Le président vietnamien Nguyen Minh Triet, dont le pays occupe un siège non permanent du Conseil de sécurité de l'ONU, s'y trouve lui-même.

"Nous appelons de façon urgente le secrétaire général des Nations unies et les chefs d'Etat à intervenir directement auprès de Nguyen Minh Triet et à demander au gouvernement du Vietnam de respecter les conventions des Nations unies sur les droits de l'Homme", déclarent les familles.

Rappelant que leurs proches sont emprisonnés depuis environ un an, elles souhaitent que les dirigeants fassent pression sur le Vietnam pour qu'il "arrête la répression de dissidents politiques, respecte les droits de l'Homme et libère (leurs) proches".

"Les charges retenues contre nos proches sont celles de +propagande contre l'Etat+ (...), alors qu'ils ne se sont en fait exprimé qu'en faveur de la souveraineté territoriale du Vietnam et ont appelé à la liberté, la démocratie", poursuivent-elles.

La lettre a été diffusée par le groupe Viet Tan, basé aux Etats-Unis et qualifié de "terroriste" par Hanoï. Nguyen Thi Nga, la femme de l'un des détenus, l'écrivain Nguyen Xuan Nghia, a confirmé à l'AFP l'avoir signée avec les proches d'autres dissidents en attente de jugement.

Nguyen Xuan Nghia devait, selon sa famille et son avocat, être jugé cette semaine aux côtés de cinq autres dissidents dans la ville portuaire de Haïphong (nord-est). Mais l'avocat a indiqué avoir été informé mardi du report du procès en raison du mauvais état de santé d'un accusé.

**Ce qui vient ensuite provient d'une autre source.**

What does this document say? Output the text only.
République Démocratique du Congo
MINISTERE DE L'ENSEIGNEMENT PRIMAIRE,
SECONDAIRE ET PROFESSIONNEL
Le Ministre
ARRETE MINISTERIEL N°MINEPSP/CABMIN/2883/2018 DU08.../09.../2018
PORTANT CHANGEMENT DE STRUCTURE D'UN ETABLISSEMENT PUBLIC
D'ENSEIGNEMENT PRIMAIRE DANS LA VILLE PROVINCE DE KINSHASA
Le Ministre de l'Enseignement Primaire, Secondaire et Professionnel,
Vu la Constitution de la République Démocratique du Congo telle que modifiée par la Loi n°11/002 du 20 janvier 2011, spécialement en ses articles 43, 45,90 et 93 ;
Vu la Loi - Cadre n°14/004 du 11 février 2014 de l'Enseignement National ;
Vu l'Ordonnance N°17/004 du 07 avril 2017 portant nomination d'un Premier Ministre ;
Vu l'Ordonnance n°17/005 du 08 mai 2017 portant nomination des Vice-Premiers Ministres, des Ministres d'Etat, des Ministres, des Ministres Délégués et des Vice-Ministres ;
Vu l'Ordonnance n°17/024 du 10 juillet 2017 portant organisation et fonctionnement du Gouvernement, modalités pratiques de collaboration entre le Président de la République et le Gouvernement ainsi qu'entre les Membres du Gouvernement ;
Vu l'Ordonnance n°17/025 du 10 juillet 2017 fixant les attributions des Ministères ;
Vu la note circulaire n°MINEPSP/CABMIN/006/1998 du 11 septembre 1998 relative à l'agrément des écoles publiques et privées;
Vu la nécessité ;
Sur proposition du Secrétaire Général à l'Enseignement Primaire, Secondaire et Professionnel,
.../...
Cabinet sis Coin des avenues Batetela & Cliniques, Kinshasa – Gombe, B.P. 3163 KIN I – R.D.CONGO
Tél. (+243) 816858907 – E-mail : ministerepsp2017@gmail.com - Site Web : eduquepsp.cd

Les procès de deux autres militants qui devaient se tenir à Hanoï jeudi et vendredi ont aussi été reportés à la dernière minute. Leurs femmes ont précisé avoir signé l'appel à Ban Ki-moon.

Qualifiant ces détenus de "prisonniers de conscience", Amnesty international a appelé jeudi Hanoï a respecter ses engagements en matière de droits de l'Homme.

Le groupe de défense des droits de l'Homme a en outre dénoncé une augmentation de la "répression" contre la dissidence pacifiste ces derniers mois dans le pays, notamment l'arrestation d'avocat, blogueurs - pour certains libérés depuis - et autres voix critiques.

Parmi eux figurent un avocat connu pour sa défense de confrères militants des droits de l'Homme, Le Cong Dinh, et un informaticien-blogueur formé en France, Nguyen Tien Trung, auquel, selon ses proches, ni la famille ni son avocat n'ont accès depuis début juillet.